Un domestique apporta une lampe à la lueur de laquelle on put examiner toutes choses. La trace du sang suivait la rampe du balcon et allait rejoindre une gouttière et la trace de sang remontait le long de la gouttière.

—Mon ami, dit le comte Philippe, tu as tiré sur un chat.

—Le malheur! fit Raoul avec un nouveau ricanement, qui sonna douloureusement aux oreilles du comte, est que c'est bien possible. Avec Erik, on ne sait jamais! Est-ce Erik? Est-ce le chat? Est-ce le fantôme? Est-ce de la chair ou de l'ombre? Non! non! Avec Erik, on ne sait jamais!

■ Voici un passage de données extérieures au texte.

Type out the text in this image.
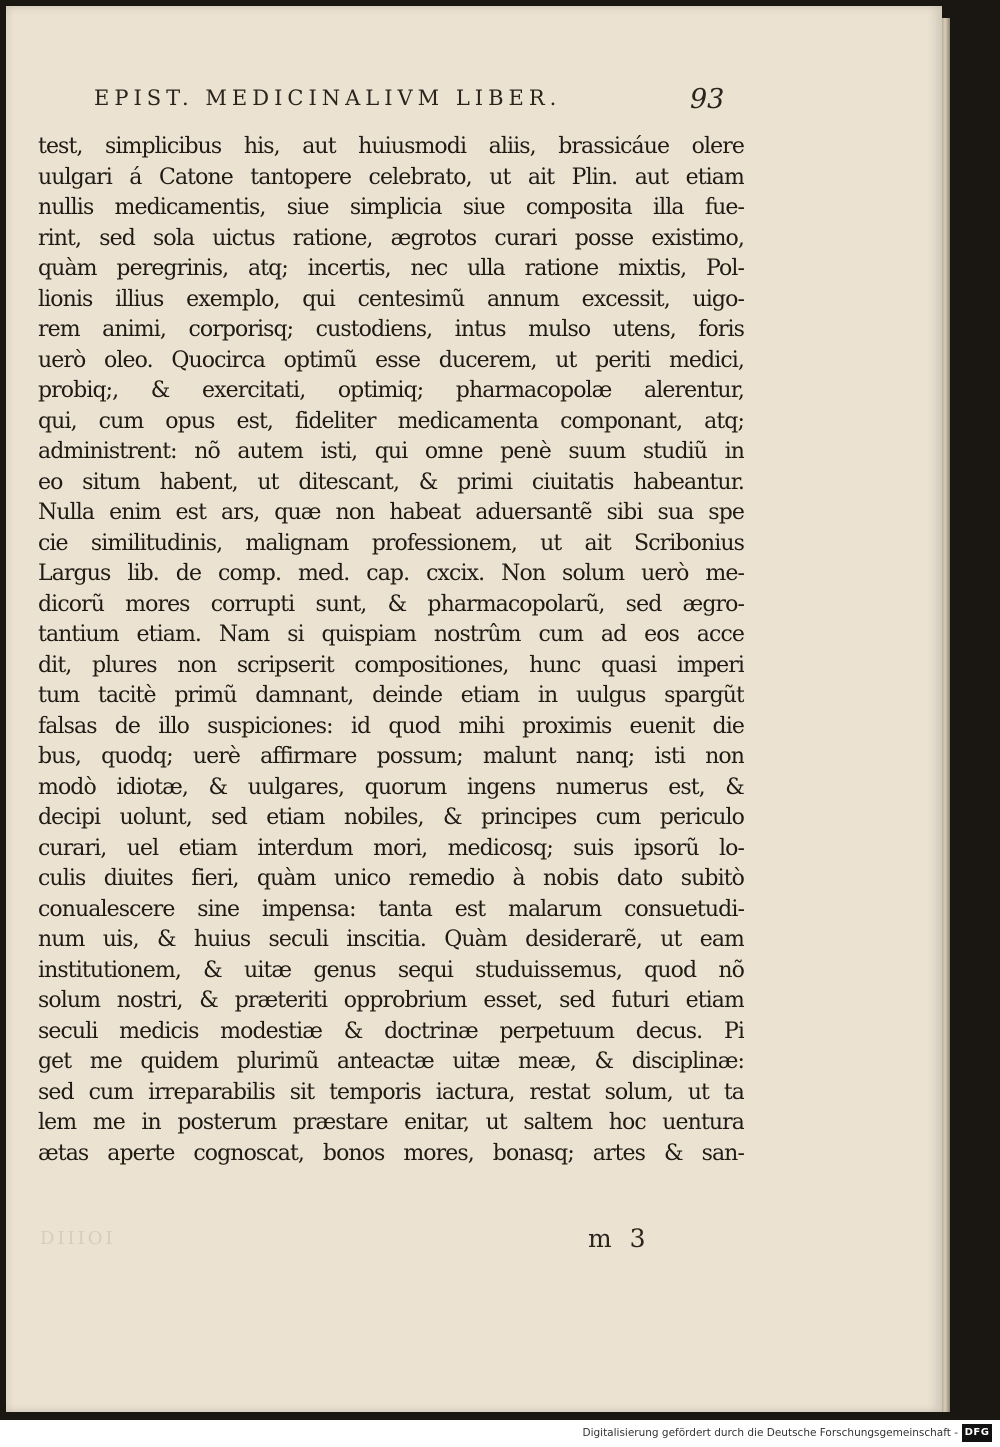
EPIST. MEDICINALIVM LIBER.	93
test, simplicibus his, aut huiusmodi aliis, brassicáue olere
uulgari á Catone tantopere celebrato, ut ait Plin. aut etiam
nullis medicamentis, siue simplicia siue composita illa fue-
rint, sed sola uictus ratione, ægrotos curari posse existimo,
quàm peregrinis, atq; incertis, nec ulla ratione mixtis, Pol-
lionis illius exemplo, qui centesimũ annum excessit, uigo-
rem animi, corporisq; custodiens, intus mulso utens, foris
uerò oleo. Quocirca optimũ esse ducerem, ut periti medici,
probiq;, & exercitati, optimiq; pharmacopolæ alerentur,
qui, cum opus est, fideliter medicamenta componant, atq;
administrent: nõ autem isti, qui omne penè suum studiũ in
eo situm habent, ut ditescant, & primi ciuitatis habeantur.
Nulla enim est ars, quæ non habeat aduersantẽ sibi sua spe
cie similitudinis, malignam professionem, ut ait Scribonius
Largus lib. de comp. med. cap. cxcix. Non solum uerò me-
dicorũ mores corrupti sunt, & pharmacopolarũ, sed ægro-
tantium etiam. Nam si quispiam nostrûm cum ad eos acce
dit, plures non scripserit compositiones, hunc quasi imperi
tum tacitè primũ damnant, deinde etiam in uulgus spargũt
falsas de illo suspiciones: id quod mihi proximis euenit die
bus, quodq; uerè affirmare possum; malunt nanq; isti non
modò idiotæ, & uulgares, quorum ingens numerus est, &
decipi uolunt, sed etiam nobiles, & principes cum periculo
curari, uel etiam interdum mori, medicosq; suis ipsorũ lo-
culis diuites fieri, quàm unico remedio à nobis dato subitò
conualescere sine impensa: tanta est malarum consuetudi-
num uis, & huius seculi inscitia. Quàm desiderarẽ, ut eam
institutionem, & uitæ genus sequi studuissemus, quod nõ
solum nostri, & præteriti opprobrium esset, sed futuri etiam
seculi medicis modestiæ & doctrinæ perpetuum decus. Pi
get me quidem plurimũ anteactæ uitæ meæ, & disciplinæ:
sed cum irreparabilis sit temporis iactura, restat solum, ut ta
lem me in posterum præstare enitar, ut saltem hoc uentura
ætas aperte cognoscat, bonos mores, bonasq; artes & san-
DIIIOI	m 3
Digitalisierung gefördert durch die Deutsche Forschungsgemeinschaft - DFG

Raoul commençait à tenir cette sorte de propos bizarres qui répondaient si intimement et si logiquement aux préoccupations de son esprit et qui faisaient si bien suite aux confidences étranges, à la fois réelles et d'apparences surnaturelles, de Christine Daaé; et ces propos ne contribuèrent point peu à persuader à beaucoup que le cerveau du jeune homme était dérangé. Le comte lui-même y fut pris et plus tard le juge d'instruction, sur le rapport du commissaire de police, n'eut point de peine à conclure.

—Qui est Erik? demanda le comte en pressant la main de son frère.

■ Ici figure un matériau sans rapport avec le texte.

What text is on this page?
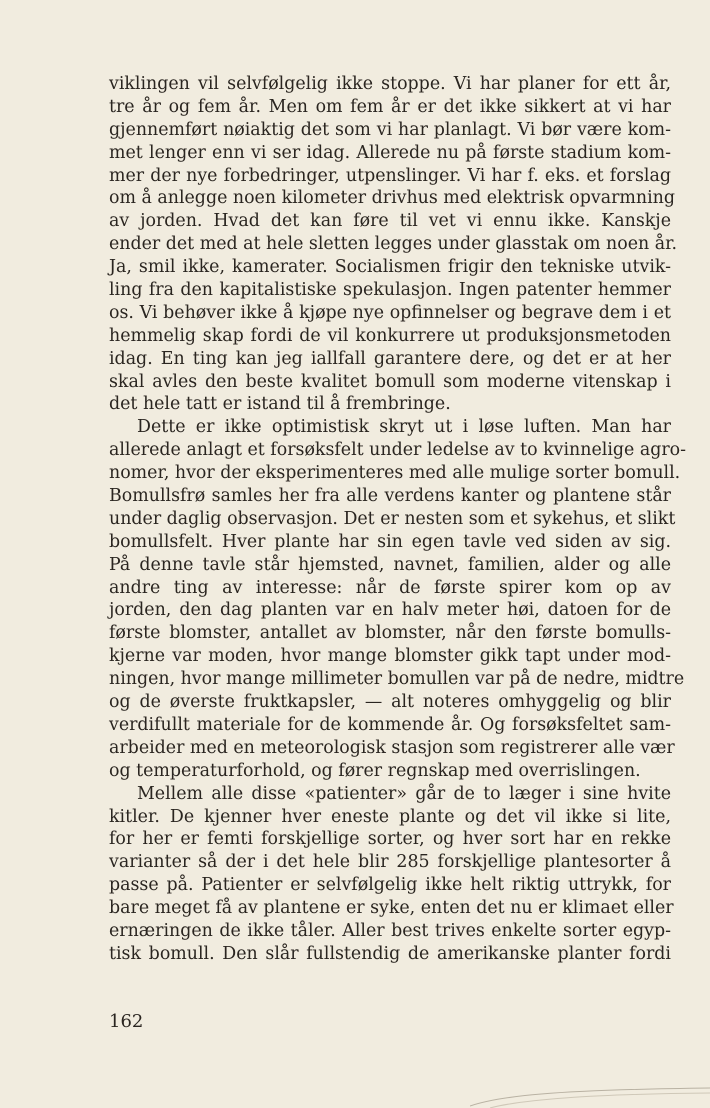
viklingen vil selvfølgelig ikke stoppe. Vi har planer for ett år,
tre år og fem år. Men om fem år er det ikke sikkert at vi har
gjennemført nøiaktig det som vi har planlagt. Vi bør være kom-
met lenger enn vi ser idag. Allerede nu på første stadium kom-
mer der nye forbedringer, utpenslinger. Vi har f. eks. et forslag
om å anlegge noen kilometer drivhus med elektrisk opvarmning
av jorden. Hvad det kan føre til vet vi ennu ikke. Kanskje
ender det med at hele sletten legges under glasstak om noen år.
Ja, smil ikke, kamerater. Socialismen frigir den tekniske utvik-
ling fra den kapitalistiske spekulasjon. Ingen patenter hemmer
os. Vi behøver ikke å kjøpe nye opfinnelser og begrave dem i et
hemmelig skap fordi de vil konkurrere ut produksjonsmetoden
idag. En ting kan jeg iallfall garantere dere, og det er at her
skal avles den beste kvalitet bomull som moderne vitenskap i
det hele tatt er istand til å frembringe.
Dette er ikke optimistisk skryt ut i løse luften. Man har
allerede anlagt et forsøksfelt under ledelse av to kvinnelige agro-
nomer, hvor der eksperimenteres med alle mulige sorter bomull.
Bomullsfrø samles her fra alle verdens kanter og plantene står
under daglig observasjon. Det er nesten som et sykehus, et slikt
bomullsfelt. Hver plante har sin egen tavle ved siden av sig.
På denne tavle står hjemsted, navnet, familien, alder og alle
andre ting av interesse: når de første spirer kom op av
jorden, den dag planten var en halv meter høi, datoen for de
første blomster, antallet av blomster, når den første bomulls-
kjerne var moden, hvor mange blomster gikk tapt under mod-
ningen, hvor mange millimeter bomullen var på de nedre, midtre
og de øverste fruktkapsler, — alt noteres omhyggelig og blir
verdifullt materiale for de kommende år. Og forsøksfeltet sam-
arbeider med en meteorologisk stasjon som registrerer alle vær
og temperaturforhold, og fører regnskap med overrislingen.
Mellem alle disse «patienter» går de to læger i sine hvite
kitler. De kjenner hver eneste plante og det vil ikke si lite,
for her er femti forskjellige sorter, og hver sort har en rekke
varianter så der i det hele blir 285 forskjellige plantesorter å
passe på. Patienter er selvfølgelig ikke helt riktig uttrykk, for
bare meget få av plantene er syke, enten det nu er klimaet eller
ernæringen de ikke tåler. Aller best trives enkelte sorter egyp-
tisk bomull. Den slår fullstendig de amerikanske planter fordi
162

—C'est mon rival! et s'il n'est pas mort, tant pis!

D'un geste il chassa les domestiques.

La porte de la chambre se referma, sur les deux Chagny. Mais les gens ne s'éloignèrent point si vite que le valet de chambre du comte n'entendît Raoul prononcer distinctement et avec force:

—Ce soir! j'enlèverai Christine Daaé.

Cette phrase fut répétée par la suite au juge d'instruction Faure. Mais on ne sut jamais exactement ce qui se dit entre les deux frères pendant cette entrevue.